Immer mehr Menschen vermachen ihr Geld an Greenpeace, WWF und Co. Die Verbände nehmen Millionen ein.

Viele entdecken bei der Abfassung ihres Testaments plötzlich ihr Herz für die Umwelt. Bild: dpa

DEUTSCHLAND zeo2 | Dass Marion Evers die Umwelt am Herzen lag, war zu Lebzeiten nicht sonderlich erkennbar. Evers berufliche Umwelt waren Männer. Sie hat gut an ihnen verdient. Marion Evers war – deshalb ist ihr Name hier verändert – Edelprostituierte mit gehobenem Kundenstamm. Als sie starb, von ihrer Familie verstoßen, hinterließ sie ein klar formuliertes Testament. Ihr gesamtes Vermögen, stolze zwei Millionen Euro, sollten zugunsten von Natur- und Klimaschutz an den WWF Deutschland gehen.
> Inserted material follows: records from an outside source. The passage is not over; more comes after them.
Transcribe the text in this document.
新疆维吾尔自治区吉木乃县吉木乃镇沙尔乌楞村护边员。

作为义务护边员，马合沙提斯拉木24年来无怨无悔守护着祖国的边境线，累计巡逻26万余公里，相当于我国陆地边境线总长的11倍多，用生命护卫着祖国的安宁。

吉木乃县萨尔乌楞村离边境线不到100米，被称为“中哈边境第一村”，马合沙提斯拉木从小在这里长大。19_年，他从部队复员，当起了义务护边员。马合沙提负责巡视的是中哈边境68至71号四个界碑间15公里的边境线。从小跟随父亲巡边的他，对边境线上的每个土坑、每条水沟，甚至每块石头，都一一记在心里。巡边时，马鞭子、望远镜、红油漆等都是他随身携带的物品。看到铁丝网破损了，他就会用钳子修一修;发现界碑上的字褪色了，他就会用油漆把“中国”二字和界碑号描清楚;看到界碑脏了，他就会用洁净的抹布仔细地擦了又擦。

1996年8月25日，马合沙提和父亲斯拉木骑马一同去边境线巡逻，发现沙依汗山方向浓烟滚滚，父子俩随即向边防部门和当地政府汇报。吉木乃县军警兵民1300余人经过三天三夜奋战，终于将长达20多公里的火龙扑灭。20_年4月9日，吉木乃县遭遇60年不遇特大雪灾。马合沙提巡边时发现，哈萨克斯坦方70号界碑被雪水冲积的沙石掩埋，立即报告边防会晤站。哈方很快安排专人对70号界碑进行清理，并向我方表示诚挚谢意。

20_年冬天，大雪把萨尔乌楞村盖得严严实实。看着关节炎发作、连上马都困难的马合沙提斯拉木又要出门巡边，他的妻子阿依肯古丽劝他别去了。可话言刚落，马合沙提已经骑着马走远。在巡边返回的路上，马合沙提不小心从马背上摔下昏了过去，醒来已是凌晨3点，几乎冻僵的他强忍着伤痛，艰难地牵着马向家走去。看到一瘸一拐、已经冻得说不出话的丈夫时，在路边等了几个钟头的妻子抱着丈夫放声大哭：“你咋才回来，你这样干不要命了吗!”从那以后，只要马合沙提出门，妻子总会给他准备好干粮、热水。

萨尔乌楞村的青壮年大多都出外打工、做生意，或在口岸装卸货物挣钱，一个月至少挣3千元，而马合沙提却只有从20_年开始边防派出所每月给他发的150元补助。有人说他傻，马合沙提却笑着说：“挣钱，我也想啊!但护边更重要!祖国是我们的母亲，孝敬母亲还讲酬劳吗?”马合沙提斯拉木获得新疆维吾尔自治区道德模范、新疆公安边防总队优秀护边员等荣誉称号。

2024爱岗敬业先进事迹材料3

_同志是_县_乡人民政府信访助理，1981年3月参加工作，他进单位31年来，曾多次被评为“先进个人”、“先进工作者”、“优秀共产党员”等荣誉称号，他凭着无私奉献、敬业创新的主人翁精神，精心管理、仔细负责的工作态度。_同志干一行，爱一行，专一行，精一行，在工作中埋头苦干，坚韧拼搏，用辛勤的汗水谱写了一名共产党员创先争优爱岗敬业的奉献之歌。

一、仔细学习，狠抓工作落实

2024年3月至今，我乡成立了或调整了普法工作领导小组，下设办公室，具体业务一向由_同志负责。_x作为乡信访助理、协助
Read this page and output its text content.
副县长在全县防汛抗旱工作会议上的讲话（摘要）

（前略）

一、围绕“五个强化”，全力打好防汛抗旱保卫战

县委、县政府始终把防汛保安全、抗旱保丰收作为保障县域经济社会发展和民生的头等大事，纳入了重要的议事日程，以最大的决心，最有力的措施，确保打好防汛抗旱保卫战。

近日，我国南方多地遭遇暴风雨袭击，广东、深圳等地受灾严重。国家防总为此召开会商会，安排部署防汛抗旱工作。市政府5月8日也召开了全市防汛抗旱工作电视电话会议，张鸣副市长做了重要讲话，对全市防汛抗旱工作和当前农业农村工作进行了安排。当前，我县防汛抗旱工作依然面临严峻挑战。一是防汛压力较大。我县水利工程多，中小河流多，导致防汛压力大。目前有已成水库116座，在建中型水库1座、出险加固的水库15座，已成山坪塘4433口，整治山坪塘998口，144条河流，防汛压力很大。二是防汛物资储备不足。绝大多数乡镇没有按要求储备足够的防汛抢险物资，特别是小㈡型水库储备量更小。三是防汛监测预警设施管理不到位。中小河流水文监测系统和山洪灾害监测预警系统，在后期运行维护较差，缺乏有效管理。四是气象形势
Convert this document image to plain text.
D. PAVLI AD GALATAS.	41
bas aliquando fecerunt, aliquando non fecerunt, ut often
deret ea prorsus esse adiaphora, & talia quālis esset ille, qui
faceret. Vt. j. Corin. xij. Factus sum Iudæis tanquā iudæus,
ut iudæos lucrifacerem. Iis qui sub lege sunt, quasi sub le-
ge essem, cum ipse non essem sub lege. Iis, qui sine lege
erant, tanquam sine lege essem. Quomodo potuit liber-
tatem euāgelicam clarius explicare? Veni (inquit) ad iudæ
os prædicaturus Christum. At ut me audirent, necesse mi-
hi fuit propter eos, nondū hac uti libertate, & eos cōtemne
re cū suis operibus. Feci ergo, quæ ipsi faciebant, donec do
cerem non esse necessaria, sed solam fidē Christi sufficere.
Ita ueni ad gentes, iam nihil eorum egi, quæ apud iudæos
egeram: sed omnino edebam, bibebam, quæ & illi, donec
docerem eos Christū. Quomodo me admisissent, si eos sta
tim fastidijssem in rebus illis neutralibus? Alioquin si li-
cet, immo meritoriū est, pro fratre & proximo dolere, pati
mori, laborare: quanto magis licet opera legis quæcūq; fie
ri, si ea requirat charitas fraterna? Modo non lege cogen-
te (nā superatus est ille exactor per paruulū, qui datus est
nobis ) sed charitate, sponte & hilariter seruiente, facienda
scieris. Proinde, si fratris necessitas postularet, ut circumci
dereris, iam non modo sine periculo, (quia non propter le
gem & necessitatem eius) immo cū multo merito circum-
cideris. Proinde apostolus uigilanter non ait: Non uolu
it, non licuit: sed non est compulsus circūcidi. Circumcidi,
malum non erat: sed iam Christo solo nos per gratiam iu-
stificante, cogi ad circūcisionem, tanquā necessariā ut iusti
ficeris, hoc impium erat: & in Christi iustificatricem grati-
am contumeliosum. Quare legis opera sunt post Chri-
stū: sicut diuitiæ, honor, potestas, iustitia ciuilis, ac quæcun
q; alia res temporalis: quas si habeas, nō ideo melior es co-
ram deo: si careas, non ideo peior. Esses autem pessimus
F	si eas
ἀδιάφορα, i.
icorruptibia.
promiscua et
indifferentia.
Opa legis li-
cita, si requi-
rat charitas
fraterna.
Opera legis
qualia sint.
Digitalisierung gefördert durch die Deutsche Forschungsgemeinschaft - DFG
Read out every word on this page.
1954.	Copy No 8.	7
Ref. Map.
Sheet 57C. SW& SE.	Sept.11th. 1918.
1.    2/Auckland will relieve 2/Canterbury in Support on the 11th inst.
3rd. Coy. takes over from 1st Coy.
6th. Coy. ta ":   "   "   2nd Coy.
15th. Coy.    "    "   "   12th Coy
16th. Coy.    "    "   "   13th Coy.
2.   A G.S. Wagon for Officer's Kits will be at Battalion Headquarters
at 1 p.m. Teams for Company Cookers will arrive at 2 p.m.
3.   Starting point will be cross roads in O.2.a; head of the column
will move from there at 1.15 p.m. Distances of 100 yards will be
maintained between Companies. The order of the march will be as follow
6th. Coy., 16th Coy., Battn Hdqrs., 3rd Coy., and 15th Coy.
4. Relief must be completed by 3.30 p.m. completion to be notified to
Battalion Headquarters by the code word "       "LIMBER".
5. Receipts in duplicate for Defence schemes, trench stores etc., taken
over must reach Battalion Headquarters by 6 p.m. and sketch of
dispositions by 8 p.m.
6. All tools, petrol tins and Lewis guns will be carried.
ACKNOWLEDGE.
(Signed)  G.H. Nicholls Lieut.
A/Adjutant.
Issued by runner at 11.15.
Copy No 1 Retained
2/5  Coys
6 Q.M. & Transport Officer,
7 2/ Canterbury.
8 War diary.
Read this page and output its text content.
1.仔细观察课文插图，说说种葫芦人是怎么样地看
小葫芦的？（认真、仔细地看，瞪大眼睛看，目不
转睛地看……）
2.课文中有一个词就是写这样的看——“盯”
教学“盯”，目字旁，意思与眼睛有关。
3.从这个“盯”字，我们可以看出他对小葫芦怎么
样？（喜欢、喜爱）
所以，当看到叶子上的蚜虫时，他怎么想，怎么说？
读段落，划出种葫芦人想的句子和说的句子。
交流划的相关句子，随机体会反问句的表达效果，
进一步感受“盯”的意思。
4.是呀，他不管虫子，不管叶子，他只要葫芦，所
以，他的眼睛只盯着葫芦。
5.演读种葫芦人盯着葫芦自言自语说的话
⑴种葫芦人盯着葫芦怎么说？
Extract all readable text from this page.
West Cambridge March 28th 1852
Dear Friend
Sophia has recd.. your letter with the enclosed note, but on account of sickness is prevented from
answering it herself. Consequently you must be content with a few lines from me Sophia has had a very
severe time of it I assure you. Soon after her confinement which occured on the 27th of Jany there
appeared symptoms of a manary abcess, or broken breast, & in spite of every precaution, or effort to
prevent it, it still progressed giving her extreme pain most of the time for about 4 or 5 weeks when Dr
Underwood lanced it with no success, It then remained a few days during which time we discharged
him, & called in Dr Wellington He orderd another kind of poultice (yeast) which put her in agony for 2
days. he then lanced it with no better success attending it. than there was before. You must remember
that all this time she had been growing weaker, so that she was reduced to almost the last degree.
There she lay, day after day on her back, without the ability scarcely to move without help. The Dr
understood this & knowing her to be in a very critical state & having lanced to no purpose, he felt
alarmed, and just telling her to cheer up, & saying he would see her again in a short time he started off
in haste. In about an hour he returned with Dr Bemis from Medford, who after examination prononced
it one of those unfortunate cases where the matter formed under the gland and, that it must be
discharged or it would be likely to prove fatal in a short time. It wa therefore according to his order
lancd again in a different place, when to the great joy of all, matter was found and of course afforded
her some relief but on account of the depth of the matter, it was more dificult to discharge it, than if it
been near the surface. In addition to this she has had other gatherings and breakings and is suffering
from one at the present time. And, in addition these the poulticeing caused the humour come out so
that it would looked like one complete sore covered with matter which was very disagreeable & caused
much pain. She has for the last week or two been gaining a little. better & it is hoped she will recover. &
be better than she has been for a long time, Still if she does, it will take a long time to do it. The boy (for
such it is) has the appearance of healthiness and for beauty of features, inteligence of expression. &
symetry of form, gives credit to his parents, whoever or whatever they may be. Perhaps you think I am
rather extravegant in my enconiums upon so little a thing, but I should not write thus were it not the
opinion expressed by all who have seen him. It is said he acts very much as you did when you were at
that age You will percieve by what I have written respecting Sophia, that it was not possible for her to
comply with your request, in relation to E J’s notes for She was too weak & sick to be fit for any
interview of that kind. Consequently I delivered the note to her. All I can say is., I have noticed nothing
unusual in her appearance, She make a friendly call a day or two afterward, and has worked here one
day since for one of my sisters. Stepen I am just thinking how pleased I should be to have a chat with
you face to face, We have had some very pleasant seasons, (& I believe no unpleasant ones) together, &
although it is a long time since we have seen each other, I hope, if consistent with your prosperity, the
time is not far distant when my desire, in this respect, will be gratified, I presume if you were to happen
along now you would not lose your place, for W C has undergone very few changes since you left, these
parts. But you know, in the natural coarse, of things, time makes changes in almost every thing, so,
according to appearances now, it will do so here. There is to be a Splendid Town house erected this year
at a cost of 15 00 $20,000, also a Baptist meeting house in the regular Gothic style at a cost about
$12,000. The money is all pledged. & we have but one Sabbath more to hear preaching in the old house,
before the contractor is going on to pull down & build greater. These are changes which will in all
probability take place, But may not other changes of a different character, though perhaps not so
Auch Hubert Klemm war nicht gerade als Öko aufgefallen. Der Mann, der in Wahrheit ein wenig anders hieß, galt als verwahrloster Sonderling. Einer, der Waschmittelkartons in seiner winzigen Wohnung hortete und Zigarettenkippen aufsammelte. In Wirklichkeit besaß der einsame Sparneurotiker 300.000 Euro. Er vermachte sie einer bekannten Umweltorganisation.

Zwei ungewöhnliche, aber gar nicht so seltene Beispiele für einen echten Trend: Immer mehr Menschen tun der Erde Gutes, auch wenn sie schon unter ihr liegen. In ihrer Lebensbilanz wollen sie dem Globus nicht nur ihren ökologischen Fußabdruck verpasst haben. Sie wollen auch positive Spuren zurücklassen, indem sie ihr Vermögen oder einen Teil davon Organisationen vermachen, die sich um Klima, Natur und Umwelt kümmern.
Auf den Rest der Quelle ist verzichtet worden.